O secretário-geral do PS, António Costa, disse esta segunda-feira que o país precisa de um Governo que seja, na Europa, o "campeão nacional da defesa patriótica" e que o PS representa "o caminho de que Portugal precisa".

"Todos nós sabemos que o campeão da integração europeia em Portugal foi, é e será sempre o Partido Socialista, mas é também altura de dizer aos portugueses que chegou a hora de termos um Governo que seja na Europa, que seja em Bruxelas, o campeão nacional da defesa patriótica dos interesses da economia portuguesa, das empresas portuguesas, dos trabalhadores portugueses, porque é assim que queremos estar na Europa, com dignidade e sem a cabeça submissa", disse António Costa, na Guarda.


O líder socialista, que falava num jantar com a presença de 1.400 pessoas, segundo a organização, apontou que "há um outro caminho" que é necessário percorrer.

"Um caminho com mais crescimento e mais emprego, com mais emprego e com menos emigração, com melhores serviços públicos e com menos desigualdades, com mais dignidade de Portugal na Europa e com menos posição submissa de Portugal na Europa", afirmou.

António Costa referiu que esse outro caminho, de que Portugal precisa, "é o caminho do PS".

O secretário-geral do PS insistiu na necessidade de ser feita uma mudança política no dia 04 de outubro.

Essa mudança "faz-se com todas e com todos os portugueses, com os autarcas das freguesias e dos municípios, com as regiões, em proximidade".

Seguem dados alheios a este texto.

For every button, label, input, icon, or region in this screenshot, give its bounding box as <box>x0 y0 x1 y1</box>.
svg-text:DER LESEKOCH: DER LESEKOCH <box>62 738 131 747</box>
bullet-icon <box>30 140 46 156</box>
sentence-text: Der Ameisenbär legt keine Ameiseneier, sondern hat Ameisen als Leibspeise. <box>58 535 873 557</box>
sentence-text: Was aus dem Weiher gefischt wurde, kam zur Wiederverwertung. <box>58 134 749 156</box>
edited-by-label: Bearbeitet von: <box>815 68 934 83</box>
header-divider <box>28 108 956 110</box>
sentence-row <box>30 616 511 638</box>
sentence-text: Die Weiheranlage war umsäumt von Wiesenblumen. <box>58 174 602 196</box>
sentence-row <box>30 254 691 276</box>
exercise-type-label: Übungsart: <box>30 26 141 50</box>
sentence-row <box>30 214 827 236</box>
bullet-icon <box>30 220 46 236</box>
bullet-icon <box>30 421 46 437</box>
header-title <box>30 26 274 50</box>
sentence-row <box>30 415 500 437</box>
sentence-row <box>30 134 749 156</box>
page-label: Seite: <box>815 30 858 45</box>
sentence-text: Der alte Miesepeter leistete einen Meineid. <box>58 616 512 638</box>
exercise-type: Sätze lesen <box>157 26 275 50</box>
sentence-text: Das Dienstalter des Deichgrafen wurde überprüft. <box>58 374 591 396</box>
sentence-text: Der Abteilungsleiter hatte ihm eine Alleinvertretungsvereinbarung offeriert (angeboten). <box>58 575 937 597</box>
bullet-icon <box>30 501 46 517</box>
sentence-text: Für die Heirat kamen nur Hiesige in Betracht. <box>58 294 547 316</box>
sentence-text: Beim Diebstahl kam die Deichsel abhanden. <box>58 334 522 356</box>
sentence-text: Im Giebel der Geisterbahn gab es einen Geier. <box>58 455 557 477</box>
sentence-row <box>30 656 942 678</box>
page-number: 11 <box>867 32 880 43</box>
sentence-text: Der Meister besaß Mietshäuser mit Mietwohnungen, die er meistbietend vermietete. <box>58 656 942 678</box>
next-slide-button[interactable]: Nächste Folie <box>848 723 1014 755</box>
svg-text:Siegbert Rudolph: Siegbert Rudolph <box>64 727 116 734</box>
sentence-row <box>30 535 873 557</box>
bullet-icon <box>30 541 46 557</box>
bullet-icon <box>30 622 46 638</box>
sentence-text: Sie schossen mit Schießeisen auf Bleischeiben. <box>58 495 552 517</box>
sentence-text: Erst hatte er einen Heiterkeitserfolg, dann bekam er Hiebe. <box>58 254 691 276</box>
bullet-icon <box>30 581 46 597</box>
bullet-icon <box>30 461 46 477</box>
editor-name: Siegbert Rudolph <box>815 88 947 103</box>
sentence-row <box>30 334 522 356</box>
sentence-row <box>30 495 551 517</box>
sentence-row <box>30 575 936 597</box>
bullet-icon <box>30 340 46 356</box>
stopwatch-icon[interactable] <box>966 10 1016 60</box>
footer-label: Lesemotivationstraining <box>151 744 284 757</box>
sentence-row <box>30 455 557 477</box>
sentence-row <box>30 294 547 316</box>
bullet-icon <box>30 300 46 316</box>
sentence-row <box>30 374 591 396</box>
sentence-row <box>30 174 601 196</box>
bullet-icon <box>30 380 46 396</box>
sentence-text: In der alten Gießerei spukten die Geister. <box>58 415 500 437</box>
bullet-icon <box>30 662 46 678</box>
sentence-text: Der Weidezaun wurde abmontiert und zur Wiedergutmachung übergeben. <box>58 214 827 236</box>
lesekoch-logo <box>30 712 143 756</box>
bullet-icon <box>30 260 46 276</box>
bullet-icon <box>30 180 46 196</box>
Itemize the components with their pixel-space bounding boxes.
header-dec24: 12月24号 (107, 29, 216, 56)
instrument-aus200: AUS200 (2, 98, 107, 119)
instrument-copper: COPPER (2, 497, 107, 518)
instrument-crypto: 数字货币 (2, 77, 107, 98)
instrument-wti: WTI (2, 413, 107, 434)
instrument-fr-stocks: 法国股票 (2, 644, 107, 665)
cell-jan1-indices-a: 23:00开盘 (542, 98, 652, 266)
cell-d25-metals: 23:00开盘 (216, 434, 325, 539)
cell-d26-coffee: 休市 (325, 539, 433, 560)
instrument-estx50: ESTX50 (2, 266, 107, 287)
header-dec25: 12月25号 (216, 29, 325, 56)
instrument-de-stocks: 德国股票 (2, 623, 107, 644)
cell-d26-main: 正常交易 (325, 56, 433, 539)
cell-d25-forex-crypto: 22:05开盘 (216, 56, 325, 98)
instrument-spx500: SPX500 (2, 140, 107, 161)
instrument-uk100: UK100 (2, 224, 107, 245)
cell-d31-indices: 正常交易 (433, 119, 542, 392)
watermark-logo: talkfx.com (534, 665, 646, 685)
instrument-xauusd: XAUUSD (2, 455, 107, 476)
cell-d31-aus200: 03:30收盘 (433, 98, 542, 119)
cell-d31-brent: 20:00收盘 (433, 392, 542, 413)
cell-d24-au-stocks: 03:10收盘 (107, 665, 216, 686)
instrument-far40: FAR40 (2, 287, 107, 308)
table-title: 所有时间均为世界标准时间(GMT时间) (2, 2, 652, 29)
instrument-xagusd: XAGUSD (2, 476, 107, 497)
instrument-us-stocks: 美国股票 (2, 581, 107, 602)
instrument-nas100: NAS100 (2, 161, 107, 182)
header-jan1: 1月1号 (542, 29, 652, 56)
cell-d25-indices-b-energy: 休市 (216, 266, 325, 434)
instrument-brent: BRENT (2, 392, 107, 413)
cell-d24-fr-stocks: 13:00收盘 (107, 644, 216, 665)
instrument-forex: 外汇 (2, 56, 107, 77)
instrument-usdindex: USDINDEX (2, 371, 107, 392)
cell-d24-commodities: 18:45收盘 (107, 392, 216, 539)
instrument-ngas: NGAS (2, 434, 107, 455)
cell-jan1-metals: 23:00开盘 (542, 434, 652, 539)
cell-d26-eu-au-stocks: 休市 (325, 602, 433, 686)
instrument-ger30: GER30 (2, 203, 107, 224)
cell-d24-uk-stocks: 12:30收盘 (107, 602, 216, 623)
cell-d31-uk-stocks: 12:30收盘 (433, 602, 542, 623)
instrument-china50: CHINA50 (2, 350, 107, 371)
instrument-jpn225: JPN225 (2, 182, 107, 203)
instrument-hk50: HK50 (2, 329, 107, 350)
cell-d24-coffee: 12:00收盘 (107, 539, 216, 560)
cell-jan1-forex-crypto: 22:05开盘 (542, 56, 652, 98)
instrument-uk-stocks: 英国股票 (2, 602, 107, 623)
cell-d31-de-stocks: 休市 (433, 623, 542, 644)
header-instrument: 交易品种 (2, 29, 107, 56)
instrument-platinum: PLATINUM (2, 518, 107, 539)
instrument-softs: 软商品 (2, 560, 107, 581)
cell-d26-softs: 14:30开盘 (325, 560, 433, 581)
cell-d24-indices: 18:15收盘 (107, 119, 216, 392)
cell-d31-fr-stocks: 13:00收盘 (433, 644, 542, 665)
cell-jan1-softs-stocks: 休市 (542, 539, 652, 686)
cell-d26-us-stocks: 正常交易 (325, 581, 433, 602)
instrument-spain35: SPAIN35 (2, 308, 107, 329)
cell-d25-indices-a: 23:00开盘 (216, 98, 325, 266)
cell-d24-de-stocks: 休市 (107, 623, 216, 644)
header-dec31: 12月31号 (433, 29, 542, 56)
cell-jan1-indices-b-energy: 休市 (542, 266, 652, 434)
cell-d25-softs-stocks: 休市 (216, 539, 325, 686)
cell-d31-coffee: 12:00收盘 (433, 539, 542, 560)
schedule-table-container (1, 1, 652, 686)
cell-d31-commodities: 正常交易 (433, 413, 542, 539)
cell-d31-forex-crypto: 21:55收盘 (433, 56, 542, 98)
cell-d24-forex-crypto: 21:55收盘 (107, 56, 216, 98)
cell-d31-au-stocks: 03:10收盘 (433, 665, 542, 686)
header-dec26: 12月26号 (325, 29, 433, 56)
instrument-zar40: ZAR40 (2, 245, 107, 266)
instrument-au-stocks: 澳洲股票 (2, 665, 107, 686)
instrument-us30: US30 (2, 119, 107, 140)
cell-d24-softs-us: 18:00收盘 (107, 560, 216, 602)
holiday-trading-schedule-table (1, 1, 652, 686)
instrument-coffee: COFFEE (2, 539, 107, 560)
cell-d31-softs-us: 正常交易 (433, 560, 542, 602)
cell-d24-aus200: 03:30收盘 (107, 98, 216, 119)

Acrescentou que o diálogo deve também ser feito com os cidadãos, com os empresários, com os professores, com os enfermeiros e com os médicos.

"Porque é em diálogo e é em proximidade que podemos mobilizar o país, para o país se levantar, enfrentar e vencer esta crise", justificou o secretário-geral socialista.


Nesta deslocação à Guarda, António Costa esteve acompanhado pelo histórico socialista e presidente honorário do partido Almeida Santos, onde o PS candidata a filha, Maria Antónia Almeida Santos, como número dois pelo círculo eleitoral local.

A lista do PS é liderada por Santinho Pacheco, ex-autarca de Gouveia e ex-governador civil da Guarda.